The Building Plan

The Baths of Caracalla consisted of a massive series of rooms that covered over 26 acres in the outskirts of the early 3rd Century AD Rome. The Baths took the shape of a traditional bath complex up until that point. It was rectangular and symmetrical, consisting of a central block flanked on both sides by a gymnastics area. The complex was set up in this main way:

Water Sources

    The water supply and drainage system for the Roman baths required planning and skill to ensure that the water moved freely through the numerous rooms. (Calculations reveal that the Baths used between 15-20,000 cubic meters of water daily.) The Baths of Caracalla were fed by a branch of the Aqua Marcia aqueduct, which brought spring water into Rome from the hills near Subiaco, Italy (90 km away). The water flowed into a large cistern, which was divided into 18 sections to be manageable to maintain. The cistern could hold 10,000 cubic meters of water. From the cistern, the water flowed by gravity through a series of pipes underneath the garden to the main building. 

 

    Once inside the main building, the water traveled through a series of pipes directly into the cold pools or into boilers over wood fires for the warm and hot baths. Outlets in the floor of the rooms carried the water to the drains, which took the waste water to the municipal drain. Both the distribution and drainage pipes were houses in large tunnels that were accessible to maintenance and inspection.
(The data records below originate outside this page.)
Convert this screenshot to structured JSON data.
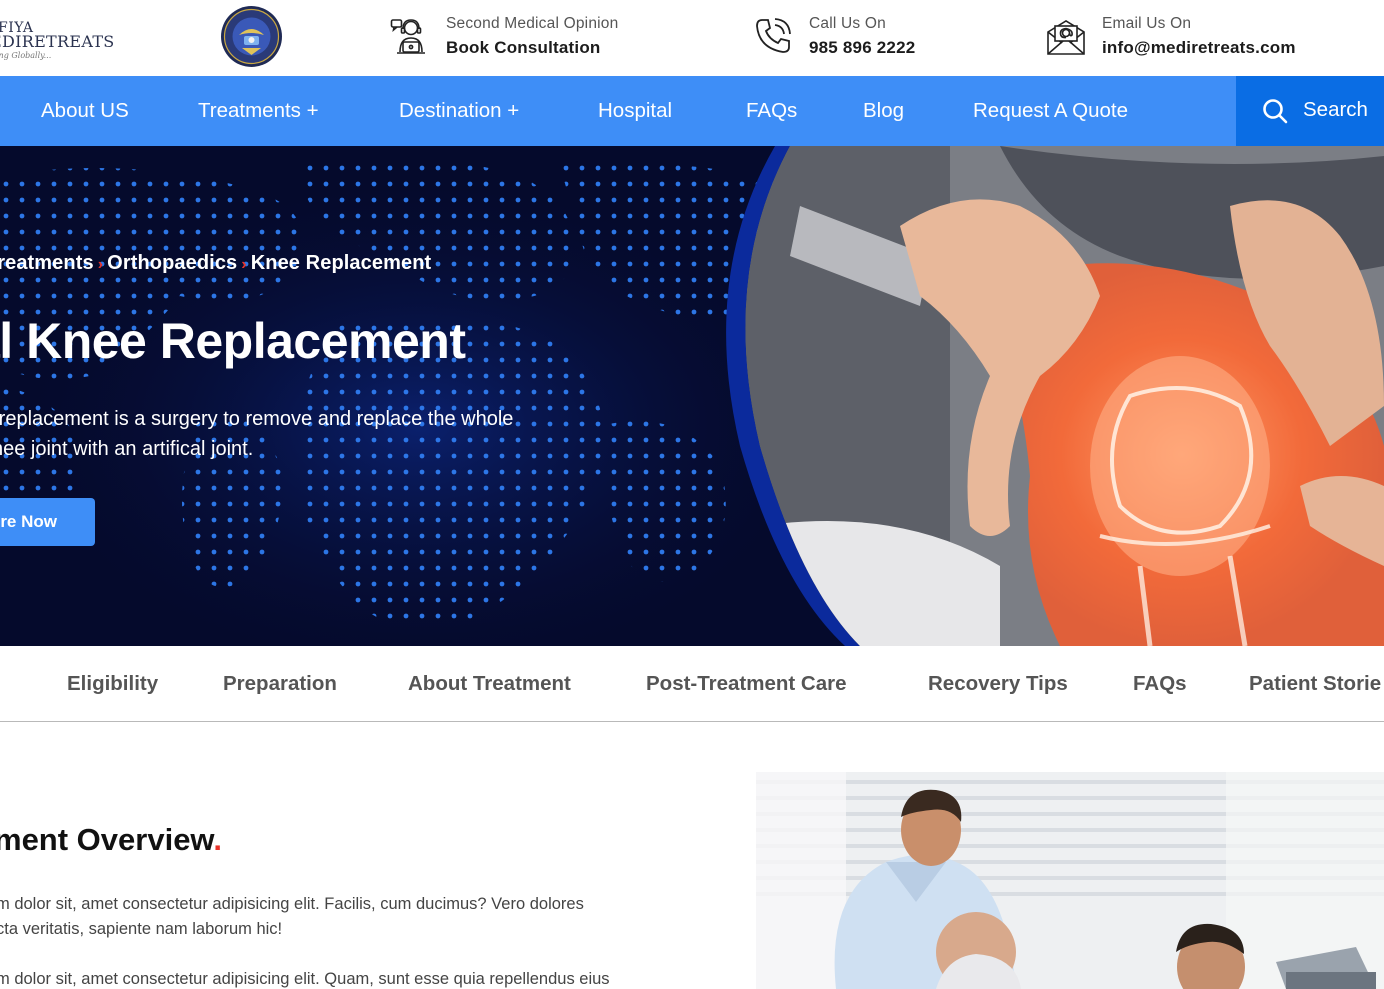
{
  "brand": {
    "logo_lines": [
      "FIYA",
      "EDIRETREATS",
      "ing Globally..."
    ]
  },
  "contacts": [
    {
      "icon": "consultant-icon",
      "label": "Second Medical Opinion",
      "value": "Book Consultation"
    },
    {
      "icon": "phone-icon",
      "label": "Call Us On",
      "value": "985 896 2222"
    },
    {
      "icon": "mail-icon",
      "label": "Email Us On",
      "value": "info@mediretreats.com"
    }
  ],
  "nav": {
    "items": [
      "About US",
      "Treatments +",
      "Destination +",
      "Hospital",
      "FAQs",
      "Blog",
      "Request A Quote"
    ],
    "search_label": "Search"
  },
  "hero": {
    "breadcrumb": [
      "Treatments",
      "Orthopaedics",
      "Knee Replacement"
    ],
    "title": "al Knee Replacement",
    "description_lines": [
      "e replacement is a surgery to remove and replace the whole",
      "knee joint with an artifical joint."
    ],
    "cta_label": "re Now"
  },
  "tabs": [
    "Eligibility",
    "Preparation",
    "About Treatment",
    "Post-Treatment Care",
    "Recovery Tips",
    "FAQs",
    "Patient Storie"
  ],
  "overview": {
    "title": "ment Overview",
    "title_dot": ".",
    "para1_lines": [
      "m dolor sit, amet consectetur adipisicing elit. Facilis, cum ducimus? Vero dolores",
      "cta veritatis, sapiente nam laborum hic!"
    ],
    "para2_lines": [
      "m dolor sit, amet consectetur adipisicing elit. Quam, sunt esse quia repellendus eius"
    ]
  },
  "colors": {
    "nav_bg": "#3e8ef7",
    "search_bg": "#0a6de4",
    "hero_bg": "#050a2c",
    "accent_red": "#e8332a"
  }
}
There were also tunnels underneath which stored the vast amounts of timber needed to keep the fires going all day for the water and steam rooms.  

Heating the Baths

    The heated rooms lay on the southwest side of the building and extend past the line of the buildings to increase the access to the sun's rays. However, the rooms were also heated by the hypocaust system, which worked because the floor was raised on small columns or stacks of tiles which allowed hot air from a wood fire to circulate underneath. The hot air was then piped into the walls to create a constant 100% humidity environment in the laconicum (hot, dry room) which also laid on the southwest side of the building and the caldarium. As if it wasn't hot and humid enough in Rome in the summer, it was even hotter in the Baths.